On the second day, it was pouring rain. It seemed nobody was in the woods but me, because I didn’t hear a single shot. The wind was strong at times, and it was pretty loud in the woods. It was much nicer once the snow arrived, so I leaned back on some logs halfway up a slight hill and tried to stay dry.
After some time, I stood and used my doe/fawn bleat to try to rouse some action. Nothing.
A half hour later, I changed to a doe grunt, hoping I might lure in a buck. I was just putting the call away when I saw antlers rise above the bushes.
When the buck came up the hill, I realized I had two windows in which to shoot. I grunted at first when he reached the first opening, but he didn’t even pause. When he got to the second, I shouted! When he stopped, I pulled the trigger. That’s when my heart was genuinely stress-tested.

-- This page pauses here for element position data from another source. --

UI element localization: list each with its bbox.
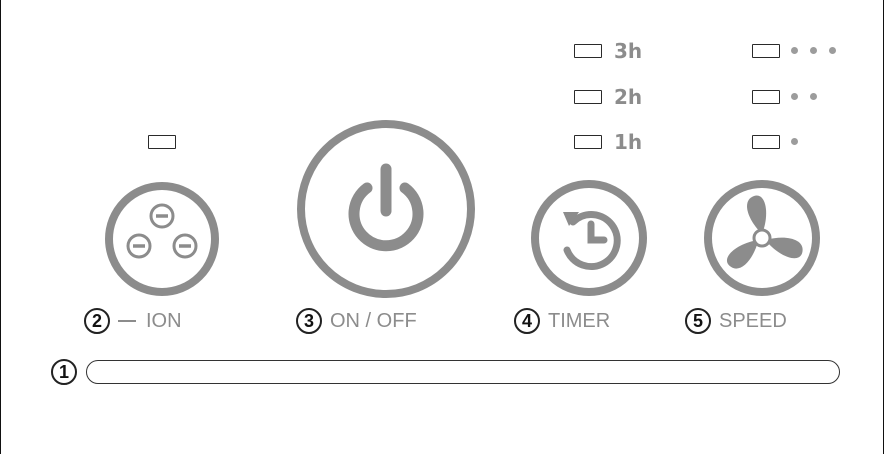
speed-label: 5 SPEED	[685, 307, 787, 335]
power-label: 3 ON / OFF	[296, 307, 417, 335]
ion-label: 2 ION	[84, 307, 182, 335]
fan-icon	[727, 195, 803, 269]
ion-label-text: ION	[146, 310, 182, 332]
sensor-light-bar	[86, 360, 840, 384]
timer-led	[574, 90, 602, 104]
speed-button[interactable]	[702, 178, 822, 298]
timer-led	[574, 44, 602, 58]
sensor-callout-number: 1	[51, 359, 77, 385]
timer-led	[574, 135, 602, 149]
timer-clock-icon	[563, 211, 621, 270]
speed-callout-number: 5	[685, 308, 711, 334]
ion-button[interactable]	[103, 180, 221, 298]
power-callout-number: 3	[296, 308, 322, 334]
speed-dot-icon	[791, 47, 798, 54]
speed-dot-icon	[810, 47, 817, 54]
power-button[interactable]	[296, 119, 476, 299]
speed-led	[752, 44, 780, 58]
dash-icon	[118, 320, 136, 322]
control-panel: 2 ION 3 ON / OFF 3h 2h 1h 4 TIMER 5 SPEE…	[0, 0, 884, 454]
timer-label-text: TIMER	[548, 310, 611, 332]
ion-indicator-led	[148, 135, 176, 149]
speed-dot-icon	[791, 138, 798, 145]
timer-button[interactable]	[529, 178, 649, 298]
speed-dot-icon	[810, 93, 817, 100]
timer-level-label: 2h	[614, 85, 643, 109]
timer-level-label: 1h	[614, 130, 643, 154]
speed-dot-icon	[791, 93, 798, 100]
timer-callout-number: 4	[514, 308, 540, 334]
timer-label: 4 TIMER	[514, 307, 610, 335]
negative-ion-icon	[126, 203, 198, 259]
power-icon	[348, 163, 424, 252]
speed-label-text: SPEED	[719, 310, 787, 332]
speed-led	[752, 135, 780, 149]
speed-led	[752, 90, 780, 104]
timer-level-label: 3h	[614, 39, 643, 63]
ion-callout-number: 2	[84, 308, 110, 334]
speed-dot-icon	[829, 47, 836, 54]
power-label-text: ON / OFF	[330, 310, 417, 332]
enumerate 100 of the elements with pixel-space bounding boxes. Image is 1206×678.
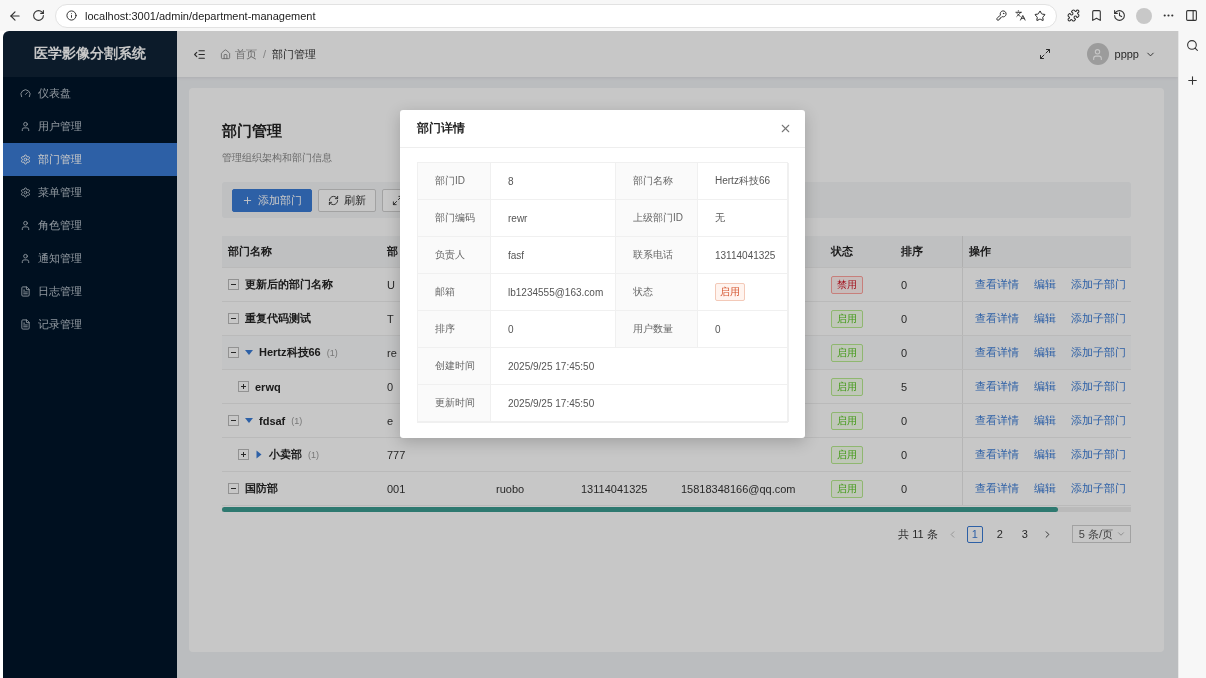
table-cell-text: U bbox=[386, 278, 396, 291]
sidebar-item[interactable]: 记录管理 bbox=[3, 308, 177, 341]
action-link[interactable]: 编辑 bbox=[1034, 277, 1056, 292]
status-tag: 启用 bbox=[831, 309, 863, 328]
action-link[interactable]: 添加子部门 bbox=[1071, 311, 1126, 326]
sidebar-item[interactable]: 部门管理 bbox=[3, 143, 177, 176]
translate-icon[interactable] bbox=[1015, 10, 1026, 21]
page-button[interactable]: 1 bbox=[966, 525, 983, 543]
caret-icon bbox=[1116, 529, 1126, 539]
search-icon[interactable] bbox=[1186, 39, 1199, 52]
address-bar[interactable]: localhost:3001/admin/department-management bbox=[55, 3, 1057, 28]
department-name: 重复代码测试 bbox=[245, 311, 311, 326]
action-link[interactable]: 编辑 bbox=[1034, 379, 1056, 394]
dashboard-icon bbox=[20, 88, 31, 99]
collapse-toggle[interactable] bbox=[228, 483, 239, 494]
caret-icon[interactable] bbox=[256, 450, 262, 459]
action-link[interactable]: 添加子部门 bbox=[1071, 345, 1126, 360]
status-tag: 启用 bbox=[715, 283, 745, 301]
action-link[interactable]: 查看详情 bbox=[975, 413, 1019, 428]
action-link[interactable]: 查看详情 bbox=[975, 447, 1019, 462]
table-cell-text: 0 bbox=[900, 414, 909, 427]
action-link[interactable]: 查看详情 bbox=[975, 277, 1019, 292]
star-icon[interactable] bbox=[1034, 9, 1046, 22]
page-size-select[interactable]: 5 条/页 bbox=[1071, 525, 1131, 543]
document-icon bbox=[20, 286, 31, 297]
sidebar-item[interactable]: 通知管理 bbox=[3, 242, 177, 275]
field-value: 2025/9/25 17:45:50 bbox=[491, 348, 789, 385]
puzzle-icon[interactable] bbox=[1067, 9, 1080, 22]
action-link[interactable]: 添加子部门 bbox=[1071, 277, 1126, 292]
add-button[interactable]: 添加部门 bbox=[232, 188, 312, 212]
table-cell-text: 0 bbox=[900, 312, 909, 325]
sidebar-item[interactable]: 用户管理 bbox=[3, 110, 177, 143]
app-title: 医学影像分割系统 bbox=[3, 31, 177, 77]
table-cell-text: 0 bbox=[900, 482, 909, 495]
field-label: 负责人 bbox=[418, 237, 491, 274]
action-link[interactable]: 编辑 bbox=[1034, 311, 1056, 326]
plus-icon bbox=[242, 194, 253, 206]
child-count: (1) bbox=[326, 347, 338, 358]
page-subtitle: 管理组织架构和部门信息 bbox=[222, 151, 332, 165]
collapse-toggle[interactable] bbox=[228, 279, 239, 290]
page-title: 部门管理 bbox=[222, 122, 282, 141]
info-icon[interactable] bbox=[66, 10, 77, 21]
caret-icon[interactable] bbox=[245, 418, 253, 423]
refresh-button[interactable]: 刷新 bbox=[318, 188, 376, 212]
action-link[interactable]: 添加子部门 bbox=[1071, 447, 1126, 462]
table-cell-text: 0 bbox=[386, 380, 395, 393]
action-link[interactable]: 查看详情 bbox=[975, 345, 1019, 360]
collapse-toggle[interactable] bbox=[228, 347, 239, 358]
department-name: fdsaf bbox=[259, 414, 286, 427]
user-icon bbox=[20, 220, 31, 231]
breadcrumb-link[interactable]: 首页 bbox=[235, 46, 257, 62]
action-link[interactable]: 编辑 bbox=[1034, 413, 1056, 428]
expand-toggle[interactable] bbox=[238, 449, 249, 460]
history-icon[interactable] bbox=[1113, 9, 1126, 22]
close-icon[interactable] bbox=[779, 122, 792, 135]
sidebar-item[interactable]: 菜单管理 bbox=[3, 176, 177, 209]
department-name: 小卖部 bbox=[269, 447, 302, 462]
status-tag: 禁用 bbox=[831, 275, 863, 294]
expand-toggle[interactable] bbox=[238, 381, 249, 392]
action-link[interactable]: 查看详情 bbox=[975, 481, 1019, 496]
sidebar-item[interactable]: 日志管理 bbox=[3, 275, 177, 308]
sidebar-item[interactable]: 仪表盘 bbox=[3, 77, 177, 110]
caret-icon[interactable] bbox=[245, 350, 253, 355]
menu-icon[interactable] bbox=[193, 47, 206, 61]
field-label: 邮箱 bbox=[418, 274, 491, 311]
collapse-toggle[interactable] bbox=[228, 313, 239, 324]
action-link[interactable]: 查看详情 bbox=[975, 379, 1019, 394]
table-cell-text: 15818348166@qq.com bbox=[680, 482, 797, 495]
action-link[interactable]: 添加子部门 bbox=[1071, 379, 1126, 394]
department-name: Hertz科技66 bbox=[259, 345, 321, 360]
action-link[interactable]: 添加子部门 bbox=[1071, 413, 1126, 428]
table-cell-text: 0 bbox=[900, 278, 909, 291]
table-cell-text: 0 bbox=[900, 448, 909, 461]
field-value: 2025/9/25 17:45:50 bbox=[491, 385, 789, 422]
gear-icon bbox=[20, 187, 31, 198]
field-label: 状态 bbox=[616, 274, 698, 311]
plus-icon[interactable] bbox=[1186, 74, 1199, 87]
sidebar-item[interactable]: 角色管理 bbox=[3, 209, 177, 242]
key-icon[interactable] bbox=[996, 10, 1007, 21]
bookmark-icon[interactable] bbox=[1090, 9, 1103, 22]
back-icon[interactable] bbox=[8, 8, 22, 23]
status-tag: 启用 bbox=[831, 411, 863, 430]
refresh-icon bbox=[328, 194, 339, 206]
reload-icon[interactable] bbox=[32, 9, 45, 22]
action-link[interactable]: 添加子部门 bbox=[1071, 481, 1126, 496]
action-link[interactable]: 编辑 bbox=[1034, 481, 1056, 496]
fullscreen-icon[interactable] bbox=[1038, 48, 1051, 60]
user-name[interactable]: pppp bbox=[1114, 48, 1139, 60]
action-link[interactable]: 编辑 bbox=[1034, 345, 1056, 360]
field-label: 联系电话 bbox=[616, 237, 698, 274]
field-label: 上级部门ID bbox=[616, 200, 698, 237]
breadcrumb-link[interactable]: 部门管理 bbox=[272, 46, 317, 62]
action-link[interactable]: 查看详情 bbox=[975, 311, 1019, 326]
document-icon bbox=[20, 319, 31, 330]
table-cell-text: e bbox=[386, 414, 395, 427]
sidebar-icon[interactable] bbox=[1185, 9, 1198, 22]
collapse-toggle[interactable] bbox=[228, 415, 239, 426]
breadcrumb-separator: / bbox=[263, 48, 267, 60]
action-link[interactable]: 编辑 bbox=[1034, 447, 1056, 462]
column-header: 操作 bbox=[962, 236, 991, 267]
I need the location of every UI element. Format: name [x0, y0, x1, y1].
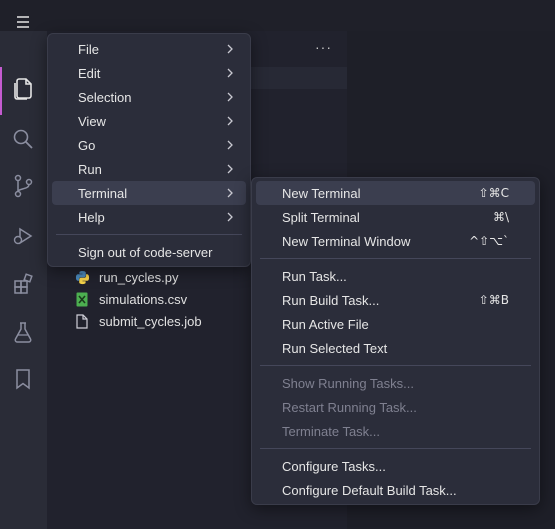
file-name: submit_cycles.job — [99, 313, 202, 329]
menu-item-label: Run Selected Text — [282, 340, 388, 356]
chevron-right-icon — [227, 68, 233, 78]
menu-separator — [260, 258, 531, 259]
restart-running-task-item: Restart Running Task... — [256, 395, 535, 419]
menu-item-file[interactable]: File — [52, 37, 246, 61]
run-debug-icon[interactable] — [11, 224, 35, 248]
menu-item-label: Configure Default Build Task... — [282, 482, 457, 498]
terminal-submenu: New Terminal ⇧⌘C Split Terminal ⌘\ New T… — [251, 177, 540, 505]
run-active-file-item[interactable]: Run Active File — [256, 312, 535, 336]
menu-item-run[interactable]: Run — [52, 157, 246, 181]
menu-item-label: Terminal — [78, 185, 128, 201]
search-icon[interactable] — [11, 127, 35, 151]
menu-item-help[interactable]: Help — [52, 205, 246, 229]
run-selected-text-item[interactable]: Run Selected Text — [256, 336, 535, 360]
testing-flask-icon[interactable] — [11, 320, 35, 344]
title-bar — [0, 0, 555, 31]
menu-item-go[interactable]: Go — [52, 133, 246, 157]
chevron-right-icon — [227, 44, 233, 54]
menu-item-label: New Terminal Window — [282, 233, 411, 249]
menu-item-label: Show Running Tasks... — [282, 375, 414, 391]
file-name: run_cycles.py — [99, 269, 179, 285]
csv-icon — [74, 291, 90, 307]
keyboard-shortcut: ⌘\ — [492, 210, 509, 224]
keyboard-shortcut: ^⇧⌥` — [469, 234, 509, 248]
sign-out-menu-item[interactable]: Sign out of code-server — [52, 240, 246, 264]
source-control-icon[interactable] — [11, 174, 35, 198]
menu-item-view[interactable]: View — [52, 109, 246, 133]
menu-item-label: File — [78, 41, 99, 57]
menu-item-label: Sign out of code-server — [78, 244, 213, 260]
active-indicator — [0, 67, 2, 115]
menu-item-label: Go — [78, 137, 96, 153]
menu-item-label: View — [78, 113, 106, 129]
python-icon — [74, 269, 90, 285]
menu-item-label: Restart Running Task... — [282, 399, 417, 415]
menu-separator — [260, 448, 531, 449]
activity-bar — [0, 31, 47, 529]
menu-item-label: Selection — [78, 89, 132, 105]
split-terminal-item[interactable]: Split Terminal ⌘\ — [256, 205, 535, 229]
menu-separator — [260, 365, 531, 366]
menu-separator — [56, 234, 242, 235]
extensions-icon[interactable] — [11, 272, 35, 296]
new-terminal-item[interactable]: New Terminal ⇧⌘C — [256, 181, 535, 205]
keyboard-shortcut: ⇧⌘C — [478, 186, 509, 200]
bookmark-icon[interactable] — [11, 367, 35, 391]
chevron-right-icon — [227, 164, 233, 174]
chevron-right-icon — [227, 212, 233, 222]
new-terminal-window-item[interactable]: New Terminal Window ^⇧⌥` — [256, 229, 535, 253]
terminate-task-item: Terminate Task... — [256, 419, 535, 443]
menu-item-label: Edit — [78, 65, 101, 81]
chevron-right-icon — [227, 92, 233, 102]
keyboard-shortcut: ⇧⌘B — [478, 293, 509, 307]
menu-item-label: Run Active File — [282, 316, 369, 332]
run-task-item[interactable]: Run Task... — [256, 264, 535, 288]
menu-item-label: Run — [78, 161, 102, 177]
configure-tasks-item[interactable]: Configure Tasks... — [256, 454, 535, 478]
run-build-task-item[interactable]: Run Build Task... ⇧⌘B — [256, 288, 535, 312]
menu-item-edit[interactable]: Edit — [52, 61, 246, 85]
chevron-right-icon — [227, 188, 233, 198]
menu-item-label: Help — [78, 209, 105, 225]
menu-item-label: New Terminal — [282, 185, 361, 201]
menu-item-label: Configure Tasks... — [282, 458, 386, 474]
more-actions-icon[interactable]: ··· — [315, 39, 331, 55]
file-name: simulations.csv — [99, 291, 188, 307]
menu-item-label: Split Terminal — [282, 209, 360, 225]
hamburger-menu-icon[interactable] — [13, 12, 33, 32]
configure-default-build-task-item[interactable]: Configure Default Build Task... — [256, 478, 535, 502]
menu-item-label: Terminate Task... — [282, 423, 381, 439]
menu-item-selection[interactable]: Selection — [52, 85, 246, 109]
chevron-right-icon — [227, 116, 233, 126]
menu-item-label: Run Build Task... — [282, 292, 380, 308]
menu-item-terminal[interactable]: Terminal — [52, 181, 246, 205]
show-running-tasks-item: Show Running Tasks... — [256, 371, 535, 395]
explorer-files-icon[interactable] — [11, 77, 35, 101]
menu-item-label: Run Task... — [282, 268, 347, 284]
file-icon — [74, 313, 90, 329]
chevron-right-icon — [227, 140, 233, 150]
application-menu: File Edit Selection View Go Run Terminal… — [47, 33, 251, 267]
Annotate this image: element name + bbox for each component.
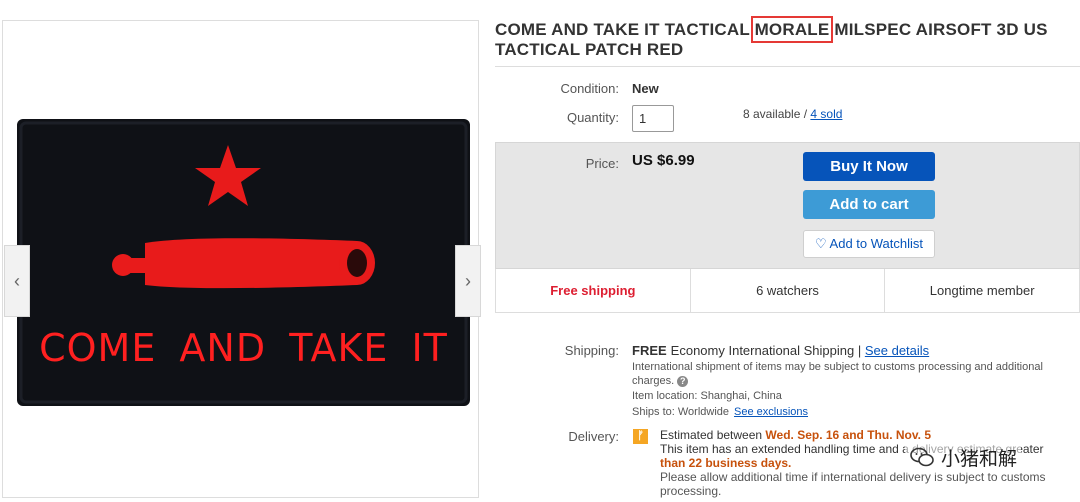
- watchers-badge: 6 watchers: [691, 269, 886, 312]
- see-exclusions-link[interactable]: See exclusions: [734, 406, 808, 418]
- estimate-dates: Wed. Sep. 16 and Thu. Nov. 5: [765, 428, 931, 442]
- chevron-left-icon: ‹: [14, 270, 20, 291]
- condition-label: Condition:: [560, 81, 619, 96]
- shipping-note: International shipment of items may be s…: [632, 360, 1072, 388]
- price-label: Price:: [585, 156, 619, 171]
- available-count: 8 available /: [743, 107, 811, 121]
- shipping-method: Economy International Shipping |: [670, 343, 865, 358]
- patch-slogan: COME AND TAKE IT: [39, 326, 448, 370]
- estimate-prefix: Estimated between: [660, 428, 766, 442]
- wechat-logo-icon: [910, 447, 934, 467]
- flag-icon: ᚠ: [633, 429, 648, 444]
- add-to-cart-button[interactable]: Add to cart: [803, 190, 935, 219]
- delivery-label: Delivery:: [568, 429, 619, 444]
- title-part: COME AND TAKE IT TACTICAL: [495, 20, 755, 39]
- heart-icon: ♡: [814, 236, 827, 251]
- delivery-estimate: Estimated between Wed. Sep. 16 and Thu. …: [660, 428, 1080, 442]
- shipping-label: Shipping:: [564, 343, 619, 358]
- listing-title: COME AND TAKE IT TACTICAL MORALE MILSPEC…: [495, 16, 1075, 60]
- watermark: 小猪和解: [905, 441, 1022, 473]
- chevron-right-icon: ›: [465, 270, 471, 291]
- price-value: US $6.99: [632, 152, 695, 169]
- gallery-prev-button[interactable]: ‹: [4, 245, 30, 317]
- image-gallery: COME AND TAKE IT ‹ ›: [2, 20, 481, 498]
- watchlist-label: Add to Watchlist: [829, 236, 923, 251]
- customs-note: International shipment of items may be s…: [632, 361, 1043, 387]
- add-to-watchlist-button[interactable]: ♡ Add to Watchlist: [803, 230, 935, 258]
- availability: 8 available / 4 sold: [743, 107, 842, 121]
- question-icon[interactable]: ?: [677, 375, 689, 387]
- sold-link[interactable]: 4 sold: [810, 107, 842, 121]
- buy-it-now-button[interactable]: Buy It Now: [803, 152, 935, 181]
- quantity-input[interactable]: 1: [632, 105, 674, 132]
- ships-to: Ships to: Worldwide See exclusions: [632, 406, 808, 418]
- divider: [495, 66, 1080, 67]
- condition-value: New: [632, 81, 659, 96]
- badges-row: Free shipping 6 watchers Longtime member: [495, 269, 1080, 313]
- quantity-label: Quantity:: [566, 110, 619, 125]
- title-highlight: MORALE: [750, 16, 834, 43]
- item-location: Item location: Shanghai, China: [632, 390, 782, 402]
- gallery-next-button[interactable]: ›: [455, 245, 481, 317]
- shipping-summary: FREE Economy International Shipping | See…: [632, 343, 929, 358]
- free-shipping-badge: Free shipping: [496, 269, 691, 312]
- shipping-cost: FREE: [632, 343, 667, 358]
- cannon-icon: [112, 238, 375, 289]
- product-image[interactable]: COME AND TAKE IT: [17, 119, 470, 406]
- customs-delay-note: Please allow additional time if internat…: [660, 470, 1046, 498]
- seller-member-badge: Longtime member: [929, 283, 1035, 298]
- watermark-text: 小猪和解: [941, 447, 1018, 470]
- see-details-link[interactable]: See details: [865, 343, 929, 358]
- ships-to-value: Ships to: Worldwide: [632, 406, 730, 418]
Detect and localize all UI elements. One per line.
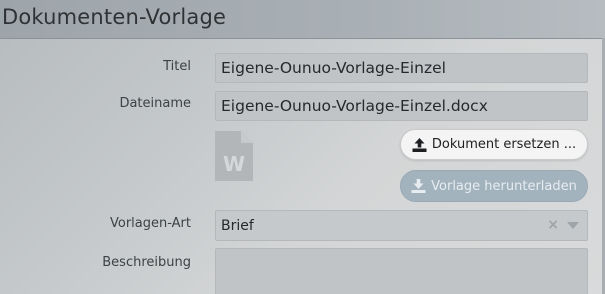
download-template-label: Vorlage herunterladen xyxy=(431,178,577,194)
description-textarea[interactable] xyxy=(215,248,588,294)
title-field[interactable]: Eigene-Ounuo-Vorlage-Einzel xyxy=(215,53,588,83)
filename-value: Eigene-Ounuo-Vorlage-Einzel.docx xyxy=(221,97,488,115)
title-label: Titel xyxy=(163,59,191,74)
upload-icon xyxy=(412,137,427,152)
download-template-button[interactable]: Vorlage herunterladen xyxy=(400,170,588,202)
filename-label: Dateiname xyxy=(119,96,191,111)
filename-field[interactable]: Eigene-Ounuo-Vorlage-Einzel.docx xyxy=(215,91,588,121)
description-label: Beschreibung xyxy=(102,255,191,270)
title-value: Eigene-Ounuo-Vorlage-Einzel xyxy=(221,59,446,77)
dialog-header: Dokumenten-Vorlage xyxy=(0,0,605,39)
word-document-letter: W xyxy=(223,152,245,176)
template-type-label: Vorlagen-Art xyxy=(110,216,191,231)
download-icon xyxy=(411,179,426,193)
word-document-icon: W xyxy=(215,131,253,181)
replace-document-button[interactable]: Dokument ersetzen ... xyxy=(400,129,588,160)
template-type-value: Brief xyxy=(221,218,254,234)
chevron-down-icon[interactable] xyxy=(567,221,579,229)
template-type-select[interactable]: Brief × xyxy=(215,210,588,241)
clear-x-icon[interactable]: × xyxy=(547,218,559,232)
replace-document-label: Dokument ersetzen ... xyxy=(431,137,577,152)
dialog-title: Dokumenten-Vorlage xyxy=(2,5,227,29)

I put me gun down and then picked it back up. I did that several times. I suppose it was my body’s response to my mind wanting to do something ... anything other than just sitting and waiting.
When I couldn’t take it any more, I threw my pack over my shoulder and went to the top of the hill to take look for sign. Fortunately, it didn’t take long to find it, or the buck.
I wanted to take a nice photo, but my hands were shaking too badly. In the 15 years I had been hunting whitetails, I had never seen a deer like that.
I thank God for my deer of a lifetime.